This is how you convince with your résumé
In order to create a formal résumé for your application dossier, it is sufficient to follow a few simple rules. But if you want to leave a lasting impression on the recipient, a personal note is recommended.
“Quickly” to summarize the key data of your own life – personal details, training, previous positions – does not sound that complicated in itself. But as is so often the case, the devil hides in the details. Be aware: Whether or not you are invited to an interview often depends to a large extent on your résumé (and the decision is usually made in less than a minute). So it is worth investing time in your curriculum vitae . In any case, you cannot change anything about your job references, just like you can change your previous qualifications and professional achievements. However, it is very well within your possibilities to present them as professionally and attractively as possible. This is precisely why it is also worthwhile to adapt the résumé individually for each application: Address special requirements from the job advertisement. Only name the training courses that are relevant to the position you are aiming for. Show that you are not just interested in one , but in this position. Please note the basic rule that a résumé should not be longer than two pages.
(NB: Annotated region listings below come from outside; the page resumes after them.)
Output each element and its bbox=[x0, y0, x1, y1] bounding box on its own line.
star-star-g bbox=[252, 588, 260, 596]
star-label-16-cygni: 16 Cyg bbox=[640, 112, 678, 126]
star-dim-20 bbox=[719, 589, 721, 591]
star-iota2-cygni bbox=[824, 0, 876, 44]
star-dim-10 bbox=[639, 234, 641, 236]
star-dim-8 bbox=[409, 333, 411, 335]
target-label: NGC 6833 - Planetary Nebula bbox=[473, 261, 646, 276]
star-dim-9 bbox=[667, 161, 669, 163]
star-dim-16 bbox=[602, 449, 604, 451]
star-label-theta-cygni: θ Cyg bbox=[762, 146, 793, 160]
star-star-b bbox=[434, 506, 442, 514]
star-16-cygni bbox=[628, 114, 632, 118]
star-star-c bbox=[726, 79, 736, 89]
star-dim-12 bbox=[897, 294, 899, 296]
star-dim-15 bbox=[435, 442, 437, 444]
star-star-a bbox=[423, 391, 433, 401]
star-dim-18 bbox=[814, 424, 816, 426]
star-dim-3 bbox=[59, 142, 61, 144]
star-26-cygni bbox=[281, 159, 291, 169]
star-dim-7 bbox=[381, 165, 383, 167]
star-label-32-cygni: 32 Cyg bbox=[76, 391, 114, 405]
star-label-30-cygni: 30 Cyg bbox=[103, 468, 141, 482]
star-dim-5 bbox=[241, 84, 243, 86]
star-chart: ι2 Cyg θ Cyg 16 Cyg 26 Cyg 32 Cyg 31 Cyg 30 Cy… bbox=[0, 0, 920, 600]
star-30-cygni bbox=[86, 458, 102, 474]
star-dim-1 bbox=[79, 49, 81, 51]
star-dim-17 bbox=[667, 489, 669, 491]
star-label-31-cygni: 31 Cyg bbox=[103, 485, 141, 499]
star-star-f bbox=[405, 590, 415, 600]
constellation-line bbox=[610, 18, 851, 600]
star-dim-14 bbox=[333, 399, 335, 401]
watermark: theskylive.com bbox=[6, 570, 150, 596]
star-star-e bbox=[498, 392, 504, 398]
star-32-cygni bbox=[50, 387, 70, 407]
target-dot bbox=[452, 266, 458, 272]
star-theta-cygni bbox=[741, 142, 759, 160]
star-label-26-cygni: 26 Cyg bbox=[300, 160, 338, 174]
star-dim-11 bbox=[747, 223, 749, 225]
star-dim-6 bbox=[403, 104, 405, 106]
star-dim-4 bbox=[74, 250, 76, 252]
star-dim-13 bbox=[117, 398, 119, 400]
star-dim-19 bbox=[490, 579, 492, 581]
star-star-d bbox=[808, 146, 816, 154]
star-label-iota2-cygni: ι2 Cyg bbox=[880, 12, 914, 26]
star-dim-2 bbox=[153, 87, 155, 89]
Present yourself from your best side
How is your résumé created? Before you begin listing details, create a clear outline. A typical sequence: personal data, professional history, education, additional qualifications. You are now ready to fill the individual bullet points with content.
- Personal data: In this part you state your name, address, nationality and work permit, telephone and e-mail, date of birth, marital status and (if relevant for the position) the driver’s license category.
- Professional career: Enter the beginning and end of the previous positions (for example, “5/2012 to 7/2014 back office at Schreinerei Mustermann AG, Rheinfelden”). Start with your current or last job. Supplement the most important activities within the scope of each position – always with a view to the area of activity for which you are currently applying. Think about which of the tasks might be most important to your potential employer. The same applies here as with all other points: Of course, you always stick to the truth! As an applicant, do not ask yourself: What would my future employer like to hear? Rather, think about it: What do I have that qualifies me for this job.
- Training and further education: State the qualification you last acquired first. If you have often taken part in further training measures or completed internships, select the points that are relevant for the position you are aiming for. It should be added: For young professionals, training and further education naturally play a larger role and can be placed before their professional career.
- Additional qualifications: These include foreign languages or computer skills. Hobbies can also be important – for example, if you are a coach for a sports team or if you restore vintage cars in your free time. If this section is out for a long time, we recommend that you check the individual points for relevance for the company to which you are applying.
- Photo: A picture of you makes the application much more personal. In any case, use a professional photo – with a snapshot from the last vacation you hardly recommend yourself for a job.
Signature as a personal note
Finally, the question arises: should the resume be signed? There is probably no clear answer here. Proponents of the signature like to argue that this once again confirms the correctness of all information. Even if the failure of the signature is only responsible for the rejection of the application in the rarest of cases: What speaks against it? With your signature you give the document a more personal touch and a different value. If your application is sent electronically, you can simply scan your signature and insert it into the document.